Poncion Rodrigues
Nós todos matávamos sempre e
matávamos muito. No processo infame do aprendizado começamos a matar nos
limites dos nossos quintais. Ampliamos a atuação do hobby vil para as ruas vizinhas. Mais tarde, lá estávamos nós nos
deleitando na selvageria assassina, pela cidade e seu entorno além de sítios e
fazendas de nossos pais e dos amigos destes. Era gostoso assistir ao martírio das vítimas
baleadas, nos estertores hemorrágicos que precediam o mistério da morte; a
magia dos olhinhos suplicantes na fustigante interrogação do por que. Era
gostoso ser matador; gerava prestígio e autoestima.
Pessoalmente matei centenas,
talvez muitas dezenas de centenas. Matava quase que qualquer vida que se
movesse na terra ou voasse no céu, que não fosse gente ou avião. Carambolos,
tijubinas, camaleões tiuís. Coitados! Pobres rolinhas, pipiras, juritis,
bem-te-vis, os bobíssimos anuns e até beija-flores. Esses últimos tinham ainda
os corações arrancados e engolidos, ainda pulsando. Os anjos da morte andavam à
solta.
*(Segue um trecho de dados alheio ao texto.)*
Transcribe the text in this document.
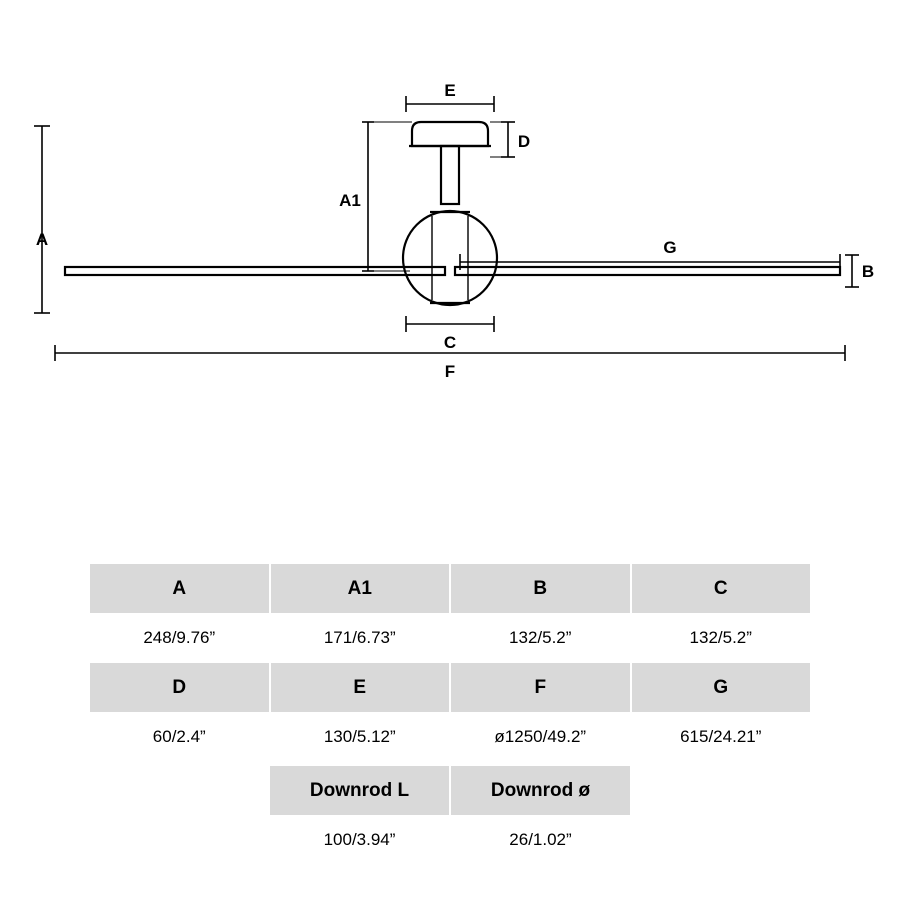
A
A1
E
D
B
C
G
F
A	A1	B	C
248/9.76”	171/6.73”	132/5.2”	132/5.2”
D	E	F	G
60/2.4”	130/5.12”	ø1250/49.2”	615/24.21”
Downrod L	Downrod ø
100/3.94”	26/1.02”
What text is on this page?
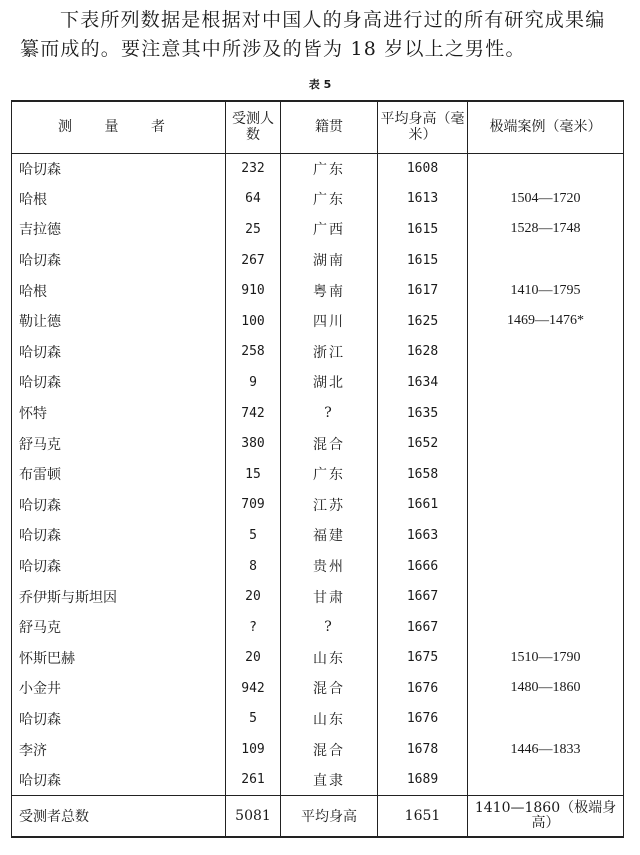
下表所列数据是根据对中国人的身高进行过的所有研究成果编纂而成的。要注意其中所涉及的皆为 18 岁以上之男性。

表 5
测 量 者	受测人数	籍贯	平均身高（毫米）	极端案例（毫米）

哈切森	232	广东	1608	
哈根	64	广东	1613	1504—1720
吉拉德	25	广西	1615	1528—1748
哈切森	267	湖南	1615	
哈根	910	粤南	1617	1410—1795
勒让德	100	四川	1625	1469—1476*
哈切森	258	浙江	1628	
哈切森	9	湖北	1634	
怀特	742	?	1635	
舒马克	380	混合	1652	
布雷顿	15	广东	1658	
哈切森	709	江苏	1661	
哈切森	5	福建	1663	
哈切森	8	贵州	1666	
乔伊斯与斯坦因	20	甘肃	1667	
舒马克	?	?	1667	
怀斯巴赫	20	山东	1675	1510—1790
小金井	942	混合	1676	1480—1860
哈切森	5	山东	1676	
李济	109	混合	1678	1446—1833
哈切森	261	直隶	1689	
受测者总数	5081	平均身高	1651	1410—1860（极端身高）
Tratava-se do famigerado Poncion Neto e seus cruéis companheiros,
equipados com baladeiras, espingardas de pressão e os muito mortíferos rifles
de calibre 22, com munição de venda livre e abundante nas lojas do ramo.
Envergonhado, confesso que já
adulto e com rudimentos da consciência ecológica começando a fustigar-me alma,
crivei de balas um casal de camaleões que se alimentavam pacificamente de
folhas e frutos silvestres. Em madrugada de sono difícil o sentimento de culpa
me fez sofrer com raiva e pena de mim mesmo, protagonista da barbárie contra
aqueles inocentes. Hoje quero pedir perdão a Deus, quero pedir perdão às minhas
vítimas e quero, o mais difícil, pedir perdão Amim.
O que pensarão de si próprios
aqueles que se comprazem em matar gente? Em que tipo de êxtase flutua a lama de
mister Bush, o genocida do Iraque, ou de Osama Bin Laden o raivoso psicopata do
Al-Kaeda? Sabe Deus.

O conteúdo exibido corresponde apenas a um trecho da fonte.